# NASA Plumbrook Controlled Hunt



## Wishin4Fishin (Feb 24, 2011)

Has anyone participated in either of the two NASA Plumbrook controlled hunts this year? NASA is in my back yard, literally, and I know the bucks were running does HARD for this past weekends hunt. Combine that with the good weather and I would imagine there were some good deer taken. Just wondering how everyone did on the hunt. I haven't seen the eight pointer in our back yard yet this week. He's either off running does or in someone's freezer!!!


----------



## Got One (May 26, 2006)

My wife and I were there on Saturday. We were alternates,and did not get a sector, but did truck hunt with the escorts. We each shot does. The escorts went over and above to try to get us on deer. We seen 20 does and 6 small bucks. We could have shot just about all that we seen but with the kids gone,2 deer is enough food for us and we were waiting for trophy bucks. 
A 120" 8 point was shot on a drive we were on and I seen 4 more bucks taken that size or smaller. I did see what looked to be a nicer 10 point in a truck that passed us, I would guess it was in the 140's,and believe it was taken in a archery sector. It was a beautiful day to be in the woods and we are grateful for the chance to finally hunt in the complex. Hope your buck is still walking!!


----------



## oneshot (Apr 15, 2010)

First time at nasa was 10-22-11 for us.I got a doe in archery section A9 deer moved all day.Hard to get a shot in the thick stuf but thats what the deer like.Need a ladder fue good trees for a climer,and take somthing to cut shooting lanes.We had a good day and would hunt there again.


----------



## Wishin4Fishin (Feb 24, 2011)

I'm not 100% positive but I THINK the sector behind our house is A1. There is a white sign on a stake stuck in the ground beside the road about 50 yards down from the house (behind the neighbords) and I beleive it reads A1 and I assumed it was for the hunt. 
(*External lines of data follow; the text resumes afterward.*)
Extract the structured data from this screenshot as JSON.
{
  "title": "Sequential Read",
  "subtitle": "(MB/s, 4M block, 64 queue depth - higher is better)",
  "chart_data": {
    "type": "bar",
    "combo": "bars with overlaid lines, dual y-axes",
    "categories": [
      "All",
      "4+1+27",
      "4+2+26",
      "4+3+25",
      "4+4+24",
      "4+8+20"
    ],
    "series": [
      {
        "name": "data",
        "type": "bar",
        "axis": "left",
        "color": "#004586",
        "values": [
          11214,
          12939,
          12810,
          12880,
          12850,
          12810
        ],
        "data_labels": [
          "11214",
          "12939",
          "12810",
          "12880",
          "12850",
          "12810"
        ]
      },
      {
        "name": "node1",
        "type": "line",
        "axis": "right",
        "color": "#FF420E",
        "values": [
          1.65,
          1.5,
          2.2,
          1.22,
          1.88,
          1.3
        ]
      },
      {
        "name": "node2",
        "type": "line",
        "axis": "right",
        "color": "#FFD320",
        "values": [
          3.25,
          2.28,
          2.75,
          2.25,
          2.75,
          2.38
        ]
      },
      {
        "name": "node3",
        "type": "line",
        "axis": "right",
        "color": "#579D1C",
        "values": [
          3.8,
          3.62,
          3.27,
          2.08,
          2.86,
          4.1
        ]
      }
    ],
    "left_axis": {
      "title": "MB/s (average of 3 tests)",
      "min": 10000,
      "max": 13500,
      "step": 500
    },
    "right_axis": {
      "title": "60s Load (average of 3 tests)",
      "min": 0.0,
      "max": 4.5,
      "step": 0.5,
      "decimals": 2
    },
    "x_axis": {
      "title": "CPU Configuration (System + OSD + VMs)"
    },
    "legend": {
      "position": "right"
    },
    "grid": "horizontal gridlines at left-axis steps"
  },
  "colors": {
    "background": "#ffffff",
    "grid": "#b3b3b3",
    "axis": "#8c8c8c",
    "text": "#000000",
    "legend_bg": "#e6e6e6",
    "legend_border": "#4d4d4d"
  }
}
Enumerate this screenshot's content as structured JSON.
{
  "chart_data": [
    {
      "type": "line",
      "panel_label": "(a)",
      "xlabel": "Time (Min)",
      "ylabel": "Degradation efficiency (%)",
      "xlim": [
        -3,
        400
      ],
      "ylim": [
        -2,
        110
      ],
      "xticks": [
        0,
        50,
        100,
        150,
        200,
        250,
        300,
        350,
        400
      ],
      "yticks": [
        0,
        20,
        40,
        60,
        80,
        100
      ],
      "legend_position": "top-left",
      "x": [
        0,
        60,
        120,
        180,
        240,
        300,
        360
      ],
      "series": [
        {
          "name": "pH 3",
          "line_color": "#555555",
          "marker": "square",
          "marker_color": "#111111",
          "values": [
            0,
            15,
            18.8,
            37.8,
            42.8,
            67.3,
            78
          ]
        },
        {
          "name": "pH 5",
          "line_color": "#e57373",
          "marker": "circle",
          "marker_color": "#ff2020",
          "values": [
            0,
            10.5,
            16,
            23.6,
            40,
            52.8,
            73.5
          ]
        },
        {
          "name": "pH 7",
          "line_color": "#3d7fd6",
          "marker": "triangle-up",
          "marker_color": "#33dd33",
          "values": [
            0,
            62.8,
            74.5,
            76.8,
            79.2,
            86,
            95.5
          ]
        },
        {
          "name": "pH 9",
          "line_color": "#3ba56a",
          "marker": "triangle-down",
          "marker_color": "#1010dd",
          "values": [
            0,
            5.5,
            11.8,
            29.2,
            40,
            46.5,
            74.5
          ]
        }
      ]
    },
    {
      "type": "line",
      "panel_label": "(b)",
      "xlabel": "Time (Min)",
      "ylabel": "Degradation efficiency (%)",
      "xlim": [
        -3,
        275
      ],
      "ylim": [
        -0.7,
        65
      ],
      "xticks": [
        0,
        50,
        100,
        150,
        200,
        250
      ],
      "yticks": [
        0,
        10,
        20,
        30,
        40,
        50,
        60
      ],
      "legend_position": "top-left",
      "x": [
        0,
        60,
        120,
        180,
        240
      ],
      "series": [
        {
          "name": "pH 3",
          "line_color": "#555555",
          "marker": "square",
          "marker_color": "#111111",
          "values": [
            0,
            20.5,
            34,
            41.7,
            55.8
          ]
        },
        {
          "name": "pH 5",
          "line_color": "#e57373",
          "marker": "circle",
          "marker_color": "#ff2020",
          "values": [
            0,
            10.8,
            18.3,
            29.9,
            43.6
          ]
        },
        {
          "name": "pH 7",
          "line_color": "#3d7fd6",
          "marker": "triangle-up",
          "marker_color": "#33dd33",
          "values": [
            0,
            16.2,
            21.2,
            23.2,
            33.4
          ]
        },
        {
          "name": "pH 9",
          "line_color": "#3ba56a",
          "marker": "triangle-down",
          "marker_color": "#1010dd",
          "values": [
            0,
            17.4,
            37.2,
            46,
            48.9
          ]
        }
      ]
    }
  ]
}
My neighbor feeds the deer and each time a deer would step out to feed Saturday it was only a matter of minutes until the guys in the truck would come run them back into the woods. It seems they do a very good job with the hunt. Maybe one day I will be fortunate enough to get drawn.


----------



## SUPE82 (Nov 17, 2011)

I hunted there on 11/12/11 we where alternates and seen a lot of deer. (25) I shot a nice 8 point and and a doe. The escorts worked hard putting on drives to get us deer.


----------